Il n’y a pas de solution miracle

Editoriao

Prévoyance vieillesse. A moins que l’argent ne tombe du ciel, il est impossible de proposer une réforme qui ne détériore pas globalement les conditions actuelles des retraites. Les chiffres sont implacables: le nombre de cotisants baisse, celui des rentiers augmente. Face à ce diagnostic, il y a bien sûr le remède de cheval: élever l’âge de la retraite à 67 ans. Un remède radical, certes, mais que la population repousserait du revers de la main. Pas envie. Alors quoi? Pragmatique, tenant compte de la structure politique de ce pays, Alain Berset a opté pour le cocktail. Il a pris des ingrédients à gauche et à droite.

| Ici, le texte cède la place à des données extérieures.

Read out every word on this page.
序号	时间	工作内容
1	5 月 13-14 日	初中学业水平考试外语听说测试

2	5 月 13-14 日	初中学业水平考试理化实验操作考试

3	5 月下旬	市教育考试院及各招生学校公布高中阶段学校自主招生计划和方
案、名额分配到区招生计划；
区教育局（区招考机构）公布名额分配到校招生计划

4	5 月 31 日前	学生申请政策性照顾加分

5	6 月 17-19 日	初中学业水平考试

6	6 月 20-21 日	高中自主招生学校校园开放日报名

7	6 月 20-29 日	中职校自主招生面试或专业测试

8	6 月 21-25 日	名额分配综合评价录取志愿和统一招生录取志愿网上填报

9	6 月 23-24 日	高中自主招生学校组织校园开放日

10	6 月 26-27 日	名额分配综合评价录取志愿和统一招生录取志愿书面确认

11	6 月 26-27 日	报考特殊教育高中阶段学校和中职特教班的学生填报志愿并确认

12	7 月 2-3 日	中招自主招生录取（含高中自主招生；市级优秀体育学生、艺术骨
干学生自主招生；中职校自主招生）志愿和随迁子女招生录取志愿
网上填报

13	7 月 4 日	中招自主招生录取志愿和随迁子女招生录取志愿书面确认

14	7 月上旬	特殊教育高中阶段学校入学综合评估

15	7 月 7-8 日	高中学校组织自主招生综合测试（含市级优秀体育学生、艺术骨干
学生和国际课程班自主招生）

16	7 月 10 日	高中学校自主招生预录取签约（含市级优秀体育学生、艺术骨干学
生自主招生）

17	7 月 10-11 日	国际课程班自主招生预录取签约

Il y a aussi apporté sa touche socialiste, en privilégiant l’AVS, l’assurance la plus sociale, au détriment du 2e pilier. On peut reprocher à ce projet l’augmentation de 70 francs pour tous, pauvres ou millionnaires, ou l’élévation de l’âge de la retraite des femmes à 65 ans. Mais prises dans un tout, ces mesures font sens. Elles permettent surtout d’assainir l’AVS pour une dizaine d’années, ce qui n’est déjà pas si mal.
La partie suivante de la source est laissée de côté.